In broad terms waferslim interacts with the system under test as follows:
 - waferslim creates an instance of a class in your python code (an "import" 
   table in your fitnesse page helps waferslim to find and load the class)
 - waferslim invokes one or more methods on that class instance, (where the 
   method name is specified in the fitnesse table, usually in the column
   header), and values from the cells in the fitnesse table are passed as parameters
 - a return value from a method invocation is passed back to fitnesse which
   interprets it as a pass (green), fail (red) or error (yellow).

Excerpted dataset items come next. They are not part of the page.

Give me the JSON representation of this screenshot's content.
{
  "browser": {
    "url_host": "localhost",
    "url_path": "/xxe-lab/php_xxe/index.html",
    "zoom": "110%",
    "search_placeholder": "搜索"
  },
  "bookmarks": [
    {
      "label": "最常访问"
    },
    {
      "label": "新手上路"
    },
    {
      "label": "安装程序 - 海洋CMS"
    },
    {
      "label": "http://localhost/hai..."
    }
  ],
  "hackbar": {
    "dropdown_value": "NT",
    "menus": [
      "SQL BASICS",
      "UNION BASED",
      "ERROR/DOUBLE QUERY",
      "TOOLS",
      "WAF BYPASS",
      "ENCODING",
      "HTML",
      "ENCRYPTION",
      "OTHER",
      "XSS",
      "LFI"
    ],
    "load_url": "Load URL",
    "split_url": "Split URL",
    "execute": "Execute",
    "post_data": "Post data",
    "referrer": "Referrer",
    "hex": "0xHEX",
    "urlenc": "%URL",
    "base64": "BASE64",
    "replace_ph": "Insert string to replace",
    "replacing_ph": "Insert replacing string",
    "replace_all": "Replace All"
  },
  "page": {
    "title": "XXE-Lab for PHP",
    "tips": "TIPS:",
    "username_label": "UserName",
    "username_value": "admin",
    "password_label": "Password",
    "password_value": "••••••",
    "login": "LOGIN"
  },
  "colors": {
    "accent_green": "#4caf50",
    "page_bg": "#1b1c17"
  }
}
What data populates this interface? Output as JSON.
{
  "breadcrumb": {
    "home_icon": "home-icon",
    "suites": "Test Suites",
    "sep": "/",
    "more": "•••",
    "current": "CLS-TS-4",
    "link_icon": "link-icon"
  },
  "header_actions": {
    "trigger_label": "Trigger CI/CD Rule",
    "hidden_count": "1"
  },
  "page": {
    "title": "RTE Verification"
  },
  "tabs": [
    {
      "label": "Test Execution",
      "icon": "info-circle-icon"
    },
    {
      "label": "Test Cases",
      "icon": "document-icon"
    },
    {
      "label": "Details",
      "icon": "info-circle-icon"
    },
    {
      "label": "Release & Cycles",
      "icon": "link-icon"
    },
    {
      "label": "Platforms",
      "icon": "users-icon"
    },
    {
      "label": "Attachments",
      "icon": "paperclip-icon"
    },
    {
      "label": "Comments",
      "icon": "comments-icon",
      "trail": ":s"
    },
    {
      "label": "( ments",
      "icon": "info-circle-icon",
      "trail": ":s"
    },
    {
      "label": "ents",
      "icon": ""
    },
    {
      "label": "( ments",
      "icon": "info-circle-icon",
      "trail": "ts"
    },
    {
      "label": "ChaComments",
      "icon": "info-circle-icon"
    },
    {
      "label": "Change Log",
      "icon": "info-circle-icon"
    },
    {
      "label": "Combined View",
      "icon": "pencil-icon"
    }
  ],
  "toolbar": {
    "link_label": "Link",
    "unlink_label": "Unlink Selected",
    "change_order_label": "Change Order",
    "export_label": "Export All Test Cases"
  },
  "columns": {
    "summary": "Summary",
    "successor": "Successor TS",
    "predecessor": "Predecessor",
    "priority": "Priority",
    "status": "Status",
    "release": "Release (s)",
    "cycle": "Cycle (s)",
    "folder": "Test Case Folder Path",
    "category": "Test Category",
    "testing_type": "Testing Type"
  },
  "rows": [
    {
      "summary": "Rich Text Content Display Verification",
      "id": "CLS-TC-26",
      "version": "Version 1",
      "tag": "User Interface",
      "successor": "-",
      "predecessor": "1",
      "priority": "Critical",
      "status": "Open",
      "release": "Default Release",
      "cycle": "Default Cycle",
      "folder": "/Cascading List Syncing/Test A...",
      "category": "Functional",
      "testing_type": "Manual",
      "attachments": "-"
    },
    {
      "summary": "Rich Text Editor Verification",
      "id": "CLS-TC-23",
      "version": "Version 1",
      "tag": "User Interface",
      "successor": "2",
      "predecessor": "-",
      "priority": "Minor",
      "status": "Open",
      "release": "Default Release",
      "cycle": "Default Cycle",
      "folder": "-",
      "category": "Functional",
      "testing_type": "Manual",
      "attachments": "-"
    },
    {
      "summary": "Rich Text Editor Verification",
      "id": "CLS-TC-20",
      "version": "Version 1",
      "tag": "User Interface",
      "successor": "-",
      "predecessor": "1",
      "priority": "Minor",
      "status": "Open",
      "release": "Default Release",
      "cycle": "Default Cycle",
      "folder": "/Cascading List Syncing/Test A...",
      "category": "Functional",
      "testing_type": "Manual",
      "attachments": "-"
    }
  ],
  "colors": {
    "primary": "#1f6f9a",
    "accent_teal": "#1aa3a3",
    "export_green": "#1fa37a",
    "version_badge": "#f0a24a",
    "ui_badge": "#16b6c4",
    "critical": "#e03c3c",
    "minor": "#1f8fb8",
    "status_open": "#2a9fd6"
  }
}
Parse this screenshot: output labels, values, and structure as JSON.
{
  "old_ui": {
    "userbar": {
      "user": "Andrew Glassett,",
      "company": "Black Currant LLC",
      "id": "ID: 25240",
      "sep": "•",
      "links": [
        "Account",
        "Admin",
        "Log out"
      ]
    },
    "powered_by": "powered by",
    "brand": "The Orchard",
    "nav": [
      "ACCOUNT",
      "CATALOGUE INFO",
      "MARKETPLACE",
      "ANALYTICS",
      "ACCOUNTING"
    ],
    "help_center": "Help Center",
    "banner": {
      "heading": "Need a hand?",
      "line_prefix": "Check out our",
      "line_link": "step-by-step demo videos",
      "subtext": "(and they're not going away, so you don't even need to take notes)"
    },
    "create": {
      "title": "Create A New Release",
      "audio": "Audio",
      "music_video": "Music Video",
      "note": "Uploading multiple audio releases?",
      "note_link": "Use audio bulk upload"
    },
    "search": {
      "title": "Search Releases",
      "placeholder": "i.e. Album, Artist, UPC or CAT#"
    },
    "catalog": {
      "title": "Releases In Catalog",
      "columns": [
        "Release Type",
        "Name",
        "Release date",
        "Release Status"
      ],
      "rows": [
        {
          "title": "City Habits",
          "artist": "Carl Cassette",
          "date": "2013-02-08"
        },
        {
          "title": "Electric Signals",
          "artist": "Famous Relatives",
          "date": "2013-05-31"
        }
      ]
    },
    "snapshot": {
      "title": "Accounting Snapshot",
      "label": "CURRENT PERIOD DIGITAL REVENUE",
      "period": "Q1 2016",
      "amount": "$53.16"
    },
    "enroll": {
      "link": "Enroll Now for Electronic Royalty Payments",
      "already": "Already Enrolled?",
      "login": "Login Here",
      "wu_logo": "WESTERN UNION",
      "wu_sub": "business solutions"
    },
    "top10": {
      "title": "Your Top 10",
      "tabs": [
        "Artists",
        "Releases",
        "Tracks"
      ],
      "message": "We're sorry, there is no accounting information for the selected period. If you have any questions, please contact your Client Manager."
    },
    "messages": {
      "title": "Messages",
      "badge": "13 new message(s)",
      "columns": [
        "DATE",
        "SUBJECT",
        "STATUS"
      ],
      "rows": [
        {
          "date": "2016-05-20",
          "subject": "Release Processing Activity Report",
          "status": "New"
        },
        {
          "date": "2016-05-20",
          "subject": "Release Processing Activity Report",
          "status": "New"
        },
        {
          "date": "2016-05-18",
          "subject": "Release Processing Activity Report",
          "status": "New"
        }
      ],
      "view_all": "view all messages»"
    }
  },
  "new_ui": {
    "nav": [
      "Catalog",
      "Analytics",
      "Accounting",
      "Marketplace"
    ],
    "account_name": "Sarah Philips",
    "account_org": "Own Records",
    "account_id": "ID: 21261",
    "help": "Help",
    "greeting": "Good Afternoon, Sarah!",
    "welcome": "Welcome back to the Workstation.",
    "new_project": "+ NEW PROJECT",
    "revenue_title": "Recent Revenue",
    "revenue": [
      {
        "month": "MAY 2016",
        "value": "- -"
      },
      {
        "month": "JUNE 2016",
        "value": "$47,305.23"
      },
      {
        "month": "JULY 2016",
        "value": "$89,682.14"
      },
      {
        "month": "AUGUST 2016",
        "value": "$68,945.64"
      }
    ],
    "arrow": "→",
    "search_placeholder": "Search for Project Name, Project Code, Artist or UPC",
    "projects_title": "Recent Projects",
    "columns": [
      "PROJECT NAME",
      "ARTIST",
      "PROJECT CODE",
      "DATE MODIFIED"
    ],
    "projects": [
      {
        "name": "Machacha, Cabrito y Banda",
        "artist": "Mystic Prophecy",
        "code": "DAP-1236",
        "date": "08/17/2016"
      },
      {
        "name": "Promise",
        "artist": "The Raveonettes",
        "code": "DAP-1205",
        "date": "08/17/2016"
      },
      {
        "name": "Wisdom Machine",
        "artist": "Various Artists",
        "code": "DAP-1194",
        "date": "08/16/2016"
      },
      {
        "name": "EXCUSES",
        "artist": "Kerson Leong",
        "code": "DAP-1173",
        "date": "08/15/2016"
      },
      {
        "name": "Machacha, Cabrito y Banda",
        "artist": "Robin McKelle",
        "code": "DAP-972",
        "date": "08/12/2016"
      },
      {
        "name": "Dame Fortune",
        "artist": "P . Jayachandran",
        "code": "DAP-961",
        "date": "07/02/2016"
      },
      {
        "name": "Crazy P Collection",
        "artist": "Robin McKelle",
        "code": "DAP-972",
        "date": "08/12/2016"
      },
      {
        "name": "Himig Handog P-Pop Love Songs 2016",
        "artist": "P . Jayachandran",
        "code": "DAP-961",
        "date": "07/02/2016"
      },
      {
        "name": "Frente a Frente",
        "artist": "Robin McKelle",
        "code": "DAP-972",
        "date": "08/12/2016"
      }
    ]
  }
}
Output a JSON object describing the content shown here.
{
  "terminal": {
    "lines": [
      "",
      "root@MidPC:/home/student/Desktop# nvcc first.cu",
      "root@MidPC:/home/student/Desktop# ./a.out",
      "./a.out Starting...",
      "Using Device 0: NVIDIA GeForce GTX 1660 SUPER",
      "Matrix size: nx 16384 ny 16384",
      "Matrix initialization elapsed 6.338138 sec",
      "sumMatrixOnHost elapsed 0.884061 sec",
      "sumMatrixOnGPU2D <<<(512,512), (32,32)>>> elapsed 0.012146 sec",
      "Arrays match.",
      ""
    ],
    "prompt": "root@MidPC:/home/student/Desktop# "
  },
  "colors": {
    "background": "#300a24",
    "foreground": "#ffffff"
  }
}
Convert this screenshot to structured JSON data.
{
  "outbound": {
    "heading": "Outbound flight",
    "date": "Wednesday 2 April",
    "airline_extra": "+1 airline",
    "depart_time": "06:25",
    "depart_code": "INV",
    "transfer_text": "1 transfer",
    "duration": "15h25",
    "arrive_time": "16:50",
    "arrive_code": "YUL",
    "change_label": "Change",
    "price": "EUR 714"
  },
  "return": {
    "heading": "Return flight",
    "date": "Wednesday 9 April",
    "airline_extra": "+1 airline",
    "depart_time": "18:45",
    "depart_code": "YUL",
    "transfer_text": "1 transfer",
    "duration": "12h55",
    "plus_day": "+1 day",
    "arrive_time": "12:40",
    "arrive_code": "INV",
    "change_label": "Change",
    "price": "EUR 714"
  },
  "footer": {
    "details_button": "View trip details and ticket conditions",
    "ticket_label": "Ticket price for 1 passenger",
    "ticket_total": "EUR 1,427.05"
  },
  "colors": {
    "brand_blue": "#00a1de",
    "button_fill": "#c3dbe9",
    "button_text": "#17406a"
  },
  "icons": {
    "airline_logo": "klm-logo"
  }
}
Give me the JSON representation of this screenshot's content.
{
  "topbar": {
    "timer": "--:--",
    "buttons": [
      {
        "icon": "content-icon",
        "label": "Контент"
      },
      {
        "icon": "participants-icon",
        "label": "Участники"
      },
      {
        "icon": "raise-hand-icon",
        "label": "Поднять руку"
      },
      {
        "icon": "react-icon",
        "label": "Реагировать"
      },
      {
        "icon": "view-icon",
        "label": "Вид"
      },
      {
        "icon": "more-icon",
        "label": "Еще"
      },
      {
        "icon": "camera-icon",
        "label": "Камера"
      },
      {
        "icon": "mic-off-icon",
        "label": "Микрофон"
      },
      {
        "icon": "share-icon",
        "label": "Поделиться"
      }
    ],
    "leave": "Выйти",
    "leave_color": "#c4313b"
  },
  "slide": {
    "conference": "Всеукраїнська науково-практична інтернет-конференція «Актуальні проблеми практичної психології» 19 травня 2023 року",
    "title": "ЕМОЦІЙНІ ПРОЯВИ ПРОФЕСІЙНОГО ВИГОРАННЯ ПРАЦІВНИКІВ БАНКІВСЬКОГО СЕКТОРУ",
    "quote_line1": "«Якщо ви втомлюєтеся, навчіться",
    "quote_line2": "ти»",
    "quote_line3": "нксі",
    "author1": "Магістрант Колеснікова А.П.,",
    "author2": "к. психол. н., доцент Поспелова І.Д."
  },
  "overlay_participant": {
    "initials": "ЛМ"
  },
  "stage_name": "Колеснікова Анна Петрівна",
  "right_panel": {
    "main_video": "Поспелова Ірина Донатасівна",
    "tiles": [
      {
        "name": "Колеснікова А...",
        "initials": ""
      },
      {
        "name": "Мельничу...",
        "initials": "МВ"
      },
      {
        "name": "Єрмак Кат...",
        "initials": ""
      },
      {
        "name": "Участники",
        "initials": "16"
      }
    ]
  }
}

Because the fitnesse slim protocol is string-based, all method parameters
passed from fitnesse cells will be unicode strings (type "unicode") by default. 
The waferslim.converters module provides a method decorator to simplify the 
conversion of these parameters to native python types such as int, float, 
bool and datetime, e.g.

  from waferslim.converters import convert_arg
  ...
  class SomeClass:
      @convert_arg(to_type=int)
      def some_method(self, int_param)
          ...
      @convert_arg(to_type=(int, bool))
      def another_method(self, int_param, bool_param)
          ...

Method return values passed back to fitnesse must also be converted into strings
(again, unicode by default). This conversion should be transparent unless you 
have a class for which str(instance) does not provide the required conversion.

Converters for types not already handled by waferslim may be registered using
the register_converter function, e.g.:

  from waferslim.converters import register_converter
  ...
  register_converter(for_type, converter_instance)

The converter_instance is an object that has 2 specific methods:

  def from_string(self, value): ... # returns type-instance
  def to_string(self, value): ... # returns str-instance

You may wish to subclass the waferslim.converters.Converter class for your
own use.

An alternative to registering a custom converter (which will be used for all
the fitnesse test pages in a suite) is to use a "temporary" converter by
passing the named argument "using" to the @convert_arg and/or @convert_result
method decorators. This is recommended when using fitnesse decision tables
with the alternative boolean "Yes-No" converter, as with the example classes
in waferslim.examples.decision_table. (Registering the YesNoConverter in this
case would cause incorrect behaviour in any script tables run in the same
suite, as script tables require the default TrueFalseConverter to be used).